Executive courses turn to niche areas
Business schools have long offered executive education programmes for corporations. Along with a welcome stream of revenue, these courses have also brought a sense of real-world dynamism to campuses, as they encourage working professionals to re-enter the classroom.
In the last decade, graduate schools in other arenas – like international relations, public affairs, law and even journalism – have also begun developing executive education courses, particularly in niche areas that are not covered by traditional business schools.
The London School of Economics and Political Science; the Graduate Institute, Geneva; the Kennedy School of Government at Harvard; the Fletcher School at Tufts University; and the Lee Kwan Yew School of Public Policy at the National University of Singapore all have courses for working professionals and managers.
The Graduate Institute, Geneva, which was founded in 1927, trains diplomats in active service as well as those working for corporations and nongovernmental organisations.
UN agencies, as well as governments from nations as varied as Switzerland and North Korea, have sent employees to its courses on diplomatic protocol, multilateral diplomacy and coalition building.
The programme was upgraded to a department of executive education in 2008 in response to growing demand.
Some corporations that send managers for additional education “basically are not satisfied with the degree to which business schools address matters at an international level,” said Professor Cedric Dupont, one of the proprietary faculty in the programme.

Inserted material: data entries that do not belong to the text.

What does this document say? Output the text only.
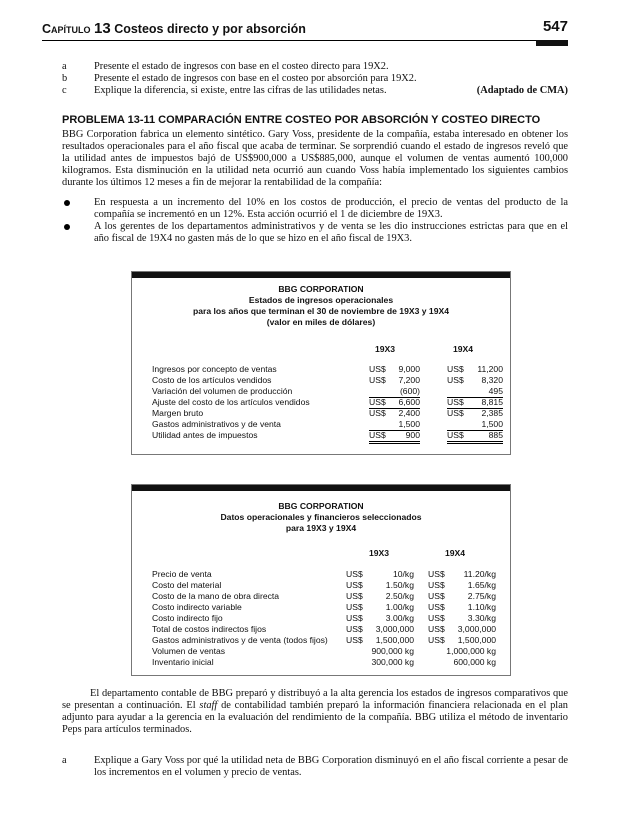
Capítulo 13 Costeos directo y por absorción	547
a	Presente el estado de ingresos con base en el costeo directo para 19X2.
b	Presente el estado de ingresos con base en el costeo por absorción para 19X2.
c	Explique la diferencia, si existe, entre las cifras de las utilidades netas.	(Adaptado de CMA)
PROBLEMA 13-11 COMPARACIÓN ENTRE COSTEO POR ABSORCIÓN Y COSTEO DIRECTO
BBG Corporation fabrica un elemento sintético. Gary Voss, presidente de la compañía, estaba interesado en obtener los resultados operacionales para el año fiscal que acaba de terminar. Se sorprendió cuando el estado de ingresos reveló que la utilidad antes de impuestos bajó de US$900,000 a US$885,000, aunque el volumen de ventas aumentó 100,000 kilogramos. Esta disminución en la utilidad neta ocurrió aun cuando Voss había implementado los siguientes cambios durante los últimos 12 meses a fin de mejorar la rentabilidad de la compañía:
En respuesta a un incremento del 10% en los costos de producción, el precio de ventas del producto de la compañía se incrementó en un 12%. Esta acción ocurrió el 1 de diciembre de 19X3.
A los gerentes de los departamentos administrativos y de venta se les dio instrucciones estrictas para que en el año fiscal de 19X4 no gasten más de lo que se hizo en el año fiscal de 19X3.
BBG CORPORATION
Estados de ingresos operacionales
para los años que terminan el 30 de noviembre de 19X3 y 19X4
(valor en miles de dólares)
19X3	19X4
Ingresos por concepto de ventas	US$ 9,000	US$ 11,200
Costo de los artículos vendidos	US$ 7,200	US$ 8,320
Variación del volumen de producción	(600)	495
Ajuste del costo de los artículos vendidos	US$ 6,600	US$ 8,815
Margen bruto	US$ 2,400	US$ 2,385
Gastos administrativos y de venta	1,500	1,500
Utilidad antes de impuestos	US$ 900	US$	885
BBG CORPORATION
Datos operacionales y financieros seleccionados
para 19X3 y 19X4
19X3	19X4
Precio de venta	US$	10/kg US$ 11.20/kg
Costo del material	US$	1.50/kg US$	1.65/kg
Costo de la mano de obra directa	US$	2.50/kg US$	2.75/kg
Costo indirecto variable	US$	1.00/kg US$	1.10/kg
Costo indirecto fijo	US$	3.00/kg US$	3.30/kg
Total de costos indirectos fijos	US$ 3,000,000 US$ 3,000,000
Gastos administrativos y de venta (todos fijos) US$ 1,500,000 US$ 1,500,000
Volumen de ventas	900,000 kg	1,000,000 kg
Inventario inicial	300,000 kg	600,000 kg
El departamento contable de BBG preparó y distribuyó a la alta gerencia los estados de ingresos comparativos que se presentan a continuación. El staff de contabilidad también preparó la información financiera relacionada en el plan adjunto para ayudar a la gerencia en la evaluación del rendimiento de la compañía. BBG utiliza el método de inventario Peps para artículos terminados.
a	Explique a Gary Voss por qué la utilidad neta de BBG Corporation disminuyó en el año fiscal corriente a pesar de los incrementos en el volumen y precio de ventas.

“So if you are interested in international regulations of various sorts, they don’t really teach, for instance, how food standards are adopted at the Codex Alimentarius Commission or other technical standards adopted at international standards organisations.”
Dupont used Codex Alimentarius – a set of international standards that are critical for companies exporting food across borders – as an example of the sort of very specific information that some employers want.
The London School of Economics and Political Science provides much of its professional training via LSE Enterprise, a specialised unit with one of the biggest programmes of its kind in the world.
Yury Bikbaev, director of LSE Enterprise, said that his division was introduced in 1993 as a way to share the benefits of its social science research. Today, a major focus is providing consulting to public organisations and corporations. LSE Enterprise brings in 2 million pounds in net profit to the university annually.
Since the LSE is a social science university and is interdisciplinary in its approach, “We therefore have a more acute appreciation of how government policy intertwines with corporate strategy and vice versa,” Bikbaev said.
Julius Sen, associate director and senior programme adviser at LSE Enterprise, teaches political economy and trade policy to government officials, notably from the British Foreign and Commonwealth Office, as well as from Hong Kong, Indonesia and Kazakhstan.
“Let’s say the current government has a foreign minister who wants to promote exports into new markets but no one knows how to do this because this is not what diplomats do,” Sen said. “So they are trying to understand what is it that business needs for them to say to other governments so that this happens. Or what is it that those governments need to know about you which will help this process along.”
Bhaskar Chakravorti, senior associate dean at the Fletcher School, said that its executive classes were interdisciplinary.
“Here at the Institute for Business in the Global Context at Fletcher, we are creating cross-linkages between business and the broader contextual factors that affect business and vice versa,” he said, adding that subjects could include “geography, history, cross-border issues, security questions, diplomacy and cultural issues.”
“We call this the ability to develop your contextual intelligence as opposed to content intelligence,” he said.
For example, Chakravorti saw the European financial crisis as a problem that touched many other areas.
“It is a political crisis and it is a historical crisis,” he said. “A lot of people say Germany benefited from the last 10 years of the euro. It turns out that history matters, so Germans are extremely skittish about issues such as inflation because it hurt them in the past and there are all kinds of memories associated with the period between the first and second world wars.”
“Europe could potentially be helped by Chinese money coming in. Then what does that mean?” he said. “Europeans are historically very suspicious about the Chinese. We are going into domains that, for an executive, require a huge amount of perspective and knowledge about context.”
Douglas Planeta, the chief investment officer at Sageworth, a wealth management firm in Lancaster, Pennsylvania, earned an executive degree in 2004 from the Fletcher School and has attended additional sessions for alumni in recent years.
He said that its courses helped him to look beyond facts and figures, and that a key was “thinking differently from what everybody else thinks, because if you are thinking the same way, you do the same thing, and eventually you would be wrong.”
Some public policy considerations are not addressed properly by business schools, academics say. The Kennedy School of Government at Harvard offers classes with titles commonly found in business schools, like “leadership” and “negotiation.” But the way such topics are addressed are different for public sector leaders, said Debra Iles, associate dean at the Kennedy School.
“In a democratic country like the US, where we have to worry about electoral politics, the stakeholder analysis is much more complex,” she said. “We always start with leadership framework of who your stakeholders are and what you are trying to achieve, whether it is upholding the Constitution, and being conscious of the underlying rules of the government and how to stay alive in an environment when you are also subject to a lot of media scrutiny.”